3 of 3 people found the following review helpful
on 18 January 2000
This is an interesting read especially for those of us concerned to ensure that the advance of "industrial" wine producers and multinational corporations does not swamp and overwhelm the skills, individuality and commitment of that keen band of winemakers who are passionate about the produce of their vineyards and who want to retain wines which do not fall into easy classifications, nor necessarily "easy" or unchallenging drinking.
on 20 April 2012
I read a lot of books about wine and this author/book was referred to in one I was reading. So I looked for it and discovered it was out of print and I bought an ex library copy through Amazon. The author sets out to answer several very relevant questions about wine; eg does wine taste of place or grape or about the method of the winemaking? Why does some wine taste better than others? Do small producers make better wines than large ones? These questions may look simple, but as wine lovers know they are not.

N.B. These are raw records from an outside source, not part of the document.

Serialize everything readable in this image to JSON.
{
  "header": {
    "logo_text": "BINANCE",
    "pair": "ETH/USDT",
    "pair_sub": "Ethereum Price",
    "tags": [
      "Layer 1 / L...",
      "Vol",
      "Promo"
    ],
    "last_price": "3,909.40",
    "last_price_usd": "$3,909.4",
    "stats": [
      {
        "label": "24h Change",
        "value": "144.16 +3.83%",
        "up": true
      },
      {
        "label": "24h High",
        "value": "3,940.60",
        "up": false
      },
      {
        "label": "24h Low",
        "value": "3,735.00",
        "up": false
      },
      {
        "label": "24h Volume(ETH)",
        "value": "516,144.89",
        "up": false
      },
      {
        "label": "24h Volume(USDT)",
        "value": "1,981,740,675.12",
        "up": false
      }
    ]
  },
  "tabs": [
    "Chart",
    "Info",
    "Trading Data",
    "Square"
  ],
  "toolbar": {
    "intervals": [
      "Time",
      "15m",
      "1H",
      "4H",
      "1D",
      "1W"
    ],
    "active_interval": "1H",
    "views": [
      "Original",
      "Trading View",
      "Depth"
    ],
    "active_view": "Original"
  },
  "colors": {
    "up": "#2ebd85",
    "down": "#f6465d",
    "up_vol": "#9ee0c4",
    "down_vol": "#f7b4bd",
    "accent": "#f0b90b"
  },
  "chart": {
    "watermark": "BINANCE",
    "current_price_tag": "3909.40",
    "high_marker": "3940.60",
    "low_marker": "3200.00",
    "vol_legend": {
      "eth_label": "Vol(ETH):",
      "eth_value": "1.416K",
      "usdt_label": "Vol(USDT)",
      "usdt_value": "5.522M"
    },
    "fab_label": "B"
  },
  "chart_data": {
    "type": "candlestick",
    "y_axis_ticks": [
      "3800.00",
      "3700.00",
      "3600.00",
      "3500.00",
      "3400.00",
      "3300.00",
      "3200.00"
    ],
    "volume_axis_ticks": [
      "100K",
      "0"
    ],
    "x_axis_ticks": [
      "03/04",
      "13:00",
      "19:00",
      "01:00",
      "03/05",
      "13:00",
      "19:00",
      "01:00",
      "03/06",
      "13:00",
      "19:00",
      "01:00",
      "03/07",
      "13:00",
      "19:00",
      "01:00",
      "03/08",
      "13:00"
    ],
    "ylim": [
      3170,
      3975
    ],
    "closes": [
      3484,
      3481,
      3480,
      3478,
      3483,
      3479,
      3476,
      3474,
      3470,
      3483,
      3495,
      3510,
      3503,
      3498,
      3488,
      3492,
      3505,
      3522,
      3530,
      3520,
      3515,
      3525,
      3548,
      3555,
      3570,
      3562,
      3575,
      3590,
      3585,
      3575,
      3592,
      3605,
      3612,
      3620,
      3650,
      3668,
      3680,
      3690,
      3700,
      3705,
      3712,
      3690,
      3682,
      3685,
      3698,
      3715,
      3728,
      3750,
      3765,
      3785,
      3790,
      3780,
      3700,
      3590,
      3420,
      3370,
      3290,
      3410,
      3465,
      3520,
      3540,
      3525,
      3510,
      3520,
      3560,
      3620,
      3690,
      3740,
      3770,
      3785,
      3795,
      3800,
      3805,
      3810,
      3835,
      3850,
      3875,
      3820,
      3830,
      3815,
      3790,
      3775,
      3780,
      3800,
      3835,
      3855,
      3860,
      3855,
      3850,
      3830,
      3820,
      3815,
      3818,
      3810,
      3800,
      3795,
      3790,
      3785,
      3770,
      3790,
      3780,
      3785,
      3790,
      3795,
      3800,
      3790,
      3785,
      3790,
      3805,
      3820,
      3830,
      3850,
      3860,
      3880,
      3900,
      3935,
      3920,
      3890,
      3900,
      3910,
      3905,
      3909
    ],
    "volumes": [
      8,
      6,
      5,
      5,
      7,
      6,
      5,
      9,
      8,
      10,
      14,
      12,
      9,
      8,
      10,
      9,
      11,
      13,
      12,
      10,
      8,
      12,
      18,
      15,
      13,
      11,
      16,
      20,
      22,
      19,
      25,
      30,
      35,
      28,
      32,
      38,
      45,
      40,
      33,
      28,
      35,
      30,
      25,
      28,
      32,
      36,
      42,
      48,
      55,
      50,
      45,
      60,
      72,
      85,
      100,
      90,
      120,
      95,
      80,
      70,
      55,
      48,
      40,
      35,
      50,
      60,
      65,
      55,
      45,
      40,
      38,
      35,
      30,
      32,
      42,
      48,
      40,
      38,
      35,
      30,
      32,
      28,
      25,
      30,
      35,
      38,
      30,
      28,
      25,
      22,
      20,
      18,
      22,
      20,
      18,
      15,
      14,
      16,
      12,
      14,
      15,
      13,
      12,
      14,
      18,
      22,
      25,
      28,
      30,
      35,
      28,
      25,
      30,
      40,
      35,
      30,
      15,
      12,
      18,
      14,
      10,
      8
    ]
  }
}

I particularly liked how the author approached the issues with an open mind. The discussions in this book are similar to those encountered in another book which I read at the same time (The Battle for Wine and Love by Alice Feiring) but I preferred Patrick Matthews much more objective style.
I admit that anyone who reads or re-reads this sort of book needs to be a real wine freak to enjoy it. But there are many of us about I suspect and this book is surely something we should have on the shelf to help us make and enjoy a good cellar.